Nutrition screening in an outpatient wound center: a pilot screening tool validation
Talisha Cottingham, MSN, CNS; Carolyn Jo Williams, RD, MS; Nancy Beinlich, BSN, RN, CWON; Kimberly Blasiole, BSN, RN, WOCN
Objective(s): Effectively identifying malnutrition is the first step in implementing supportive nutritional interventions. Holistic wound care should include assessing the nutritional status and requirements of patients. Aims of the study were to: 1) validate the Nutrition Screening Tool for Wound Care (NSTWC) developed by, and for use in, the outpatient wound center at Akron General Medical Center (AGMC); 2) establish inter-rater reliability; and 3) determine if the NSTWC is a better indicator of nutritional status in patients with wounds than the tool currently in use.
Method(s): A convenience sample of 21 patients was selected for this outpatient, prospective, comparative study. Nurses and dieticians completed the screening tool on the same patient and results were compared to determine inter-rater reliability. To determine nutritional status, markers used to screen for malnutrition, including physical assessment, body mass index, basal energy expenditure, unintentional weight loss, and laboratory data (albumin, pre-albumin, and c-reactive protein), were collected. Patients were rated as low, moderate, or high risk for nutritional deficiency based on the results of each screening tool and malnutrition markers, independently.

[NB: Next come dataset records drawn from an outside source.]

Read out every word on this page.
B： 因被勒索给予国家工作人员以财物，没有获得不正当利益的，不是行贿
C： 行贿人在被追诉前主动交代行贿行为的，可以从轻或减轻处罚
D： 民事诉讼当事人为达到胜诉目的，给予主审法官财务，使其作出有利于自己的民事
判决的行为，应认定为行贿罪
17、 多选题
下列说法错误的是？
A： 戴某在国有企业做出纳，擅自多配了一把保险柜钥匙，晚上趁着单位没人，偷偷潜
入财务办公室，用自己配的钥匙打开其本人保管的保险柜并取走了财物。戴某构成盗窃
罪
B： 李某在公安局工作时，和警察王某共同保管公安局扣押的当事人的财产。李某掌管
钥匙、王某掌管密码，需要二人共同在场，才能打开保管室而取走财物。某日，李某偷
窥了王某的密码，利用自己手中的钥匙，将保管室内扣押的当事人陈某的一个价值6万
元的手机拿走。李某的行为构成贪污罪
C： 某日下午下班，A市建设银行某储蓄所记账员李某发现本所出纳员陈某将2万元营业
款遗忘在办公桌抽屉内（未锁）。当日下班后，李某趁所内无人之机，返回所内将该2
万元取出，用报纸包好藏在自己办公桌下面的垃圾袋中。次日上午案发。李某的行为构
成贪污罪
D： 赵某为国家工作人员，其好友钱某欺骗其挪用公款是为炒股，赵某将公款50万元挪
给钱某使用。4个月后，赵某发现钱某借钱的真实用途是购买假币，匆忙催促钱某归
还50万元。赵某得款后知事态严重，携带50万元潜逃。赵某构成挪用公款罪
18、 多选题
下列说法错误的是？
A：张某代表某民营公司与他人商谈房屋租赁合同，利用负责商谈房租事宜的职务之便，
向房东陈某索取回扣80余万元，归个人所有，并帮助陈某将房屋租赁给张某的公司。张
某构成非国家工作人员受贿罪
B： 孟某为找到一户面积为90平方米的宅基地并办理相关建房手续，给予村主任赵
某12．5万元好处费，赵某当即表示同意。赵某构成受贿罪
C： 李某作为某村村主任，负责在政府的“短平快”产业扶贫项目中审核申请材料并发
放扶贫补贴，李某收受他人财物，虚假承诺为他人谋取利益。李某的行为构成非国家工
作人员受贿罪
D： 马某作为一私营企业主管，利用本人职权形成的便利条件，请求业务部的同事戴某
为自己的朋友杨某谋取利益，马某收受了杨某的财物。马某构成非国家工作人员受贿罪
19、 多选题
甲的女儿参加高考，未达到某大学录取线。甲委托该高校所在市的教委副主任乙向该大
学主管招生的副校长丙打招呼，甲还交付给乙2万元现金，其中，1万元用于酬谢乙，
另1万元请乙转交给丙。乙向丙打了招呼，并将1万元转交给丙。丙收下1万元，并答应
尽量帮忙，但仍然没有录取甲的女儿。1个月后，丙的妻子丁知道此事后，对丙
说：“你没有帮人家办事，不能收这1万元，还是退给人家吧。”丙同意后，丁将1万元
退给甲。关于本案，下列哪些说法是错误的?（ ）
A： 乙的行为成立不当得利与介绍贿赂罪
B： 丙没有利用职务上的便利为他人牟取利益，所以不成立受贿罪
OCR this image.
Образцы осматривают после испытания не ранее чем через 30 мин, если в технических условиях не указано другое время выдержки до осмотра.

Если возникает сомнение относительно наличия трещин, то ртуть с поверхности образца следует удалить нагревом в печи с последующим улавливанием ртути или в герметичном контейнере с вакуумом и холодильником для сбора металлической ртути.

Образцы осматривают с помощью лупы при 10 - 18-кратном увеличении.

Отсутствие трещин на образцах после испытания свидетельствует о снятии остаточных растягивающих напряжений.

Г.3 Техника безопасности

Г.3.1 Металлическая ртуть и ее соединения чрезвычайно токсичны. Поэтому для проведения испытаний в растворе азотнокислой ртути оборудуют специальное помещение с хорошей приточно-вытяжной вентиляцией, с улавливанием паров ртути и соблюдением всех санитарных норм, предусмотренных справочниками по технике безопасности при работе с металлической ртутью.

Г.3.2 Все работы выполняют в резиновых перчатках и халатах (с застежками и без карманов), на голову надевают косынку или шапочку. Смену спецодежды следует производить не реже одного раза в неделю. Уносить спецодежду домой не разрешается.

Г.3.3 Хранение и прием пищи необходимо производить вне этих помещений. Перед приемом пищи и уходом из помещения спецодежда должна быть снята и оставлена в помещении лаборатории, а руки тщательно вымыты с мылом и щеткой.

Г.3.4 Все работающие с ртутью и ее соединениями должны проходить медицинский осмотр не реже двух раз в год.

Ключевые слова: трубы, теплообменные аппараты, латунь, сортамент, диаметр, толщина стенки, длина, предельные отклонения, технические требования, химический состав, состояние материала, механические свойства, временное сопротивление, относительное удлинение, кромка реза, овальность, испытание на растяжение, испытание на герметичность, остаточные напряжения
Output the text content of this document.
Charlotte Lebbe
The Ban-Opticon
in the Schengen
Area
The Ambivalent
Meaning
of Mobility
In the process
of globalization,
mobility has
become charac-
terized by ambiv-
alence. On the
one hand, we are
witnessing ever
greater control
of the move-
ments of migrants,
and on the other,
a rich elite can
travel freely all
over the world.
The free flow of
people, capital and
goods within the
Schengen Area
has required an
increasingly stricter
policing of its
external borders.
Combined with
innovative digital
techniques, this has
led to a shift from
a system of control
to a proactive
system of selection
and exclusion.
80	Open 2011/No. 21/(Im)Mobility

Result(s): There was a high correlation (r = 0.89) between nurse and dietician raters. The level of agreement between the NSTWC and the malnutrition assessment (kappa = 0.72) was significantly higher than the level of agreement between the malnutrition assessment and the tool currently in use in the outpatient wound center (kappa = 0.162). The NSTWC had a sensitivity for detecting malnutrition of 92.9% and a specificity of 100%. The positive predictive value was 1.0 and the negative predictive value was 0.87.
Conclusion(s): Results from this study suggest that the NSTWC is a valid and reliable indicator of risk for nutritional deficiency in patients who present to the wound center at AGMC and that it is a better indicator of nutritional status in a population with an active wound than the tool currently in use.